Les signes à surveiller

  • " boule " ou grosseur sur le sein (4 sur 5 sont bénignes)
  • modification de la forme ou de la dimension du sein,
  • rétraction ou écoulement du mamelon,
  • crevasse ou rougeur de la peau du sein,
  • ganglion sous le bras

Le cancer du col de l’utérus

Chez la femme, le papillomavirus, transmis par voie sexuelle, peut provoquer des lésions profondes et précancéreuses au niveau du col de l’utérus des années après l’infection.
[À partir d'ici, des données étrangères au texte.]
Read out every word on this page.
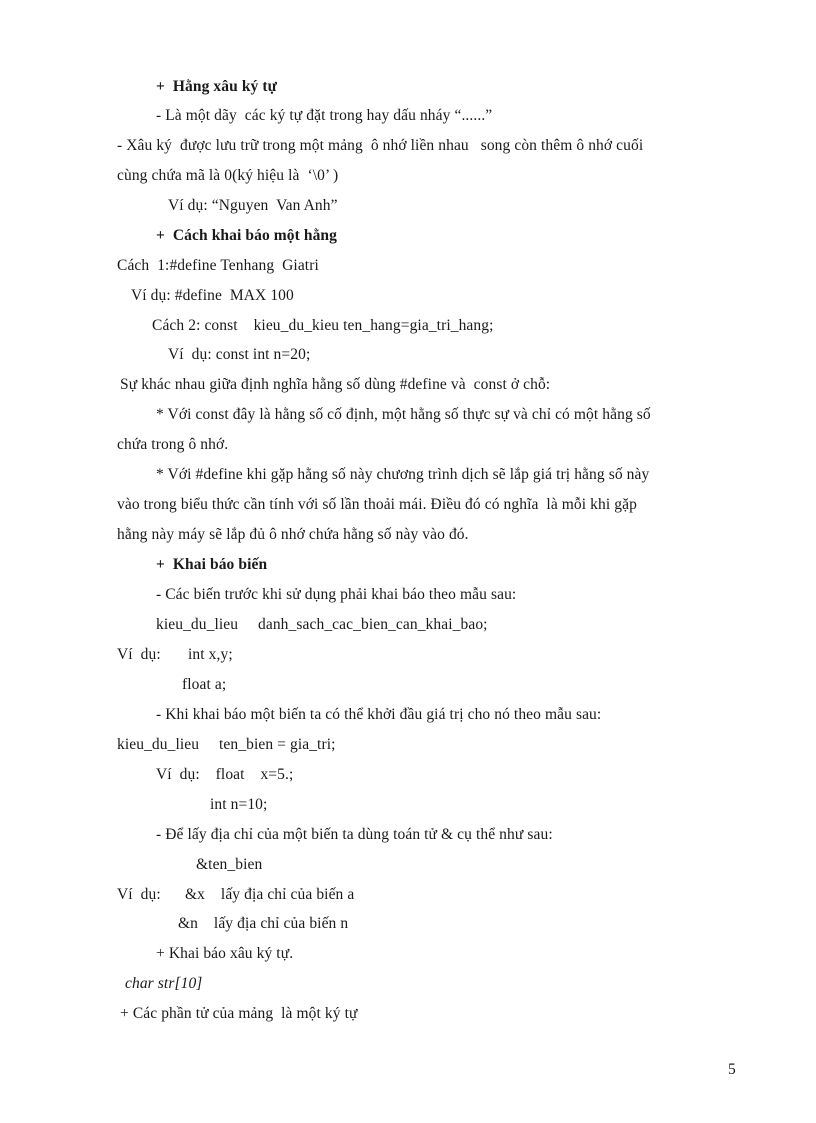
+  Hằng xâu ký tự
- Là một dãy  các ký tự đặt trong hay dấu nháy “......”
- Xâu ký  được lưu trữ trong một mảng  ô nhớ liền nhau   song còn thêm ô nhớ cuối
cùng chứa mã là 0(ký hiệu là  ‘\0’ )
Ví dụ: “Nguyen  Van Anh”
+  Cách khai báo một hằng
Cách  1:#define Tenhang  Giatri
Ví dụ: #define  MAX 100
Cách 2: const    kieu_du_kieu ten_hang=gia_tri_hang;
Ví  dụ: const int n=20;
Sự khác nhau giữa định nghĩa hằng số dùng #define và  const ở chỗ:
* Với const đây là hằng số cố định, một hằng số thực sự và chỉ có một hằng số
chứa trong ô nhớ.
* Với #define khi gặp hằng số này chương trình dịch sẽ lắp giá trị hằng số này
vào trong biểu thức cần tính với số lần thoải mái. Điều đó có nghĩa  là mỗi khi gặp
hằng này máy sẽ lắp đủ ô nhớ chứa hằng số này vào đó.
+  Khai báo biến
- Các biến trước khi sử dụng phải khai báo theo mẫu sau:
kieu_du_lieu     danh_sach_cac_bien_can_khai_bao;
Ví  dụ: int x,y;
float a;
- Khi khai báo một biến ta có thể khởi đầu giá trị cho nó theo mẫu sau:
kieu_du_lieu     ten_bien = gia_tri;
Ví  dụ:    float    x=5.;
int n=10;
- Để lấy địa chỉ của một biến ta dùng toán tử & cụ thể như sau:
&ten_bien
Ví  dụ: &x    lấy địa chỉ của biến a
&n    lấy địa chỉ của biến n
+ Khai báo xâu ký tự.
char str[10]
+ Các phần tử của mảng  là một ký tự
5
Ces lésions sont généralement détectées grâce au frottis (effectué dès le début de sa vie sexuelle jusqu’à 65 ans si tous les examens antérieurs étaient normaux).

Le frottis permet de prélever par grattage léger les cellules de la paroi interne et externe du col ainsi que du vagin.

Réalisé tous les 3 ans, le frottis réduit considérablement les décès par cancer du col de l'utérus (environ 1000 par an). Pour les adolescentes, il existe un vaccin. Les autorités sanitaires recommandent son usage dès 14 ans et jusqu’à 23 ans chez celles qui n'ont pas eu de rapport sexuel. La vaccination ne remplace pas le frottis qui reste indispensable.

Le cancer de l’ovaire

Peu fréquent, il touche environ 4500 femmes par an en France. Aucun test de dépistage ne permet à ce jour de détecter tôt une tumeur de l’ovaire. Seules des visites régulières chez le médecin et la reconnaissance des symptômes permettent un diagnostic plus précoce.

On est considéré comme plus « à risque » s’il y a déjà eu des cancers de l’ovaire dans la famille (mère, sœur ou tante atteintes) ou si l’on est d’origine juive ashkénaze, un examen gynécologique annuel devient indispensable accompagné du dosage d'un marqueur spécifique, appelé CA-125, et d'une échographie pelvienne transvaginale.

Les signes à surveiller

  • sécrétion de liquide dans la cavité abdominale pouvant aller jusqu'à plusieurs litres, accompagnée d'une dilatation du ventre (la tumeur comprime les ovaires).
  • boule ou induration bien palpable au niveau du ventre ;
  • envie d'uriner plus fréquente (la tumeur appuie sur la vessie)
  • ballonnements, gaz et constipation permanente alternant avec des diarrhées (la tumeur bloque l'intestin).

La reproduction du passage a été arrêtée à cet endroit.